Can Transformers generate a story backwards, from the conclusion?

Haven’t followed up on a few comments (blaming on my nomadic lifestyle), sorry. Planning to answer yet.
Still question remains: given a prompt “… and they lived happily ever after!” can a GPT-like model generate text backward, a word before word? I’m guessing it cannot, but maybe I’m mistaken?

1 Like

If they are not trained for it, they are going to have a hard time, but thats true for virtually every system and I dont think its very useful for a system to be able to naturaly do this.

Its the same for humans, we cant speak backwards without a lot of practice.


meaning a definite “no”, correct? They collect probabilities of the next token, so backward generation should be impossible by design… again if I understand it correctly.

Then I’ve heard about two distinct tasks: restoring a token by context as opposed to context of a token(s). Please remind me if the same model can solve both.

Speaking backwards does not seem very useful, thinking of the possible reasons creating the outcome could be quite instrumental. “Murder she wrote” or something.

Looks like the architecture I’m working on is “generationaly omnidirectional” - beside having fun, what would be a usecase for that? (I’m not saying it understands - same stochastic machine, just omnidirectional)

1 Like

The Portia jumping spider’s front eyes are very sharp but their retinas are actually two 1D vertical stripes that they swipe left and right like a barcode scanner.

Somehow they manage to have excelent sight even with this arrangement, if you think about it, they must be doing some kind of sequence processing and they are able to do it in both directions.


They can be trained and able to complete any missing token from the context window, not only the missing first or last.
But that’s little use, encoder-decoder models are use in (e.g.) translation where input is an English text and the output is a translation of the text in Chinese.
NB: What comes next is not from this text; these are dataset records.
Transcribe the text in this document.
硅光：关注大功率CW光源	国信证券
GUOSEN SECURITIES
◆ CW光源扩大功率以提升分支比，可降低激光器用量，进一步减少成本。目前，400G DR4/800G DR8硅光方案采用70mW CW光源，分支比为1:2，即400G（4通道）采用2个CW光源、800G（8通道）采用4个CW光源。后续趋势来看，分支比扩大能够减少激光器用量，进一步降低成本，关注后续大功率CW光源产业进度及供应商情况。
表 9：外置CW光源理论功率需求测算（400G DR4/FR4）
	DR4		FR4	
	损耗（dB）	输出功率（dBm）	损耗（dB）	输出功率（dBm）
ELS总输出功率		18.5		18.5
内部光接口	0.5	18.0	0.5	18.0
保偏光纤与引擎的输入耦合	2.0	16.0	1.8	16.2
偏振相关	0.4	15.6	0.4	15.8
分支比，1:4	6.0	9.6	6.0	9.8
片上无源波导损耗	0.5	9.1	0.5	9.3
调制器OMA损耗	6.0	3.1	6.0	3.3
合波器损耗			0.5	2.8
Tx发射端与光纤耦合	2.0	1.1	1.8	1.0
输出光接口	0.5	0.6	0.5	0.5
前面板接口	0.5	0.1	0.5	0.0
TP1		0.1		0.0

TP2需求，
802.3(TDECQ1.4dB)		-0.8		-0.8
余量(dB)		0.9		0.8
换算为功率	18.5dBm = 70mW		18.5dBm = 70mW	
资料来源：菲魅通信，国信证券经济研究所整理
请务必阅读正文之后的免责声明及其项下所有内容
How omnidirectional is that?


Thank you for the spider, good to know. I think I can model that sight, did something like that with MNIST. Could be it’s done already. Thanks anyways.

1 Like

@cezar_t very omnidirectional - always here and always sharp :-). Thank you, saved me from a wheel reinventing. Still could be a good teaser to see how ChatGPT makes a story from the end.

1 Like

“I’ve been doing some thinking”(c Tom & Jerry): “any token” means Transformers are good at fixing a sequence structure. But there are simpler ways of structure memorization. Tell me where you lose me:

Bag Of Words are worst, Bag Of Overlapping Sub-strings/nGrams are better, Bag Of sparse overlapping sub-sequences (skipGrams) are more economical by omitting noise - r the best.

Full collection (multiset: set with frequencies/counts) is growing exponentially with the size of “skipTokens”, but it is controlled by removal of irrelevant skipTokens (patterns) from the collection. A space of overlapping patterns as axes is overcomplete basis space - adding some patterns or deleting some does not affect ability to remember the structure. It is close to SDR set but with categorical values as opposed to binary ones.

Categorical patterns-SDRs have identities - they represent particular patterns. Any pattern could be associated with arbitrary number of parameters, representing frequencies, classes associations, contexts associations, rewards associations, …

So, an effective dictionary of overlapping patterns is enough to build as good stochastic engines as Transformers but much simpler. (Lots of experiments)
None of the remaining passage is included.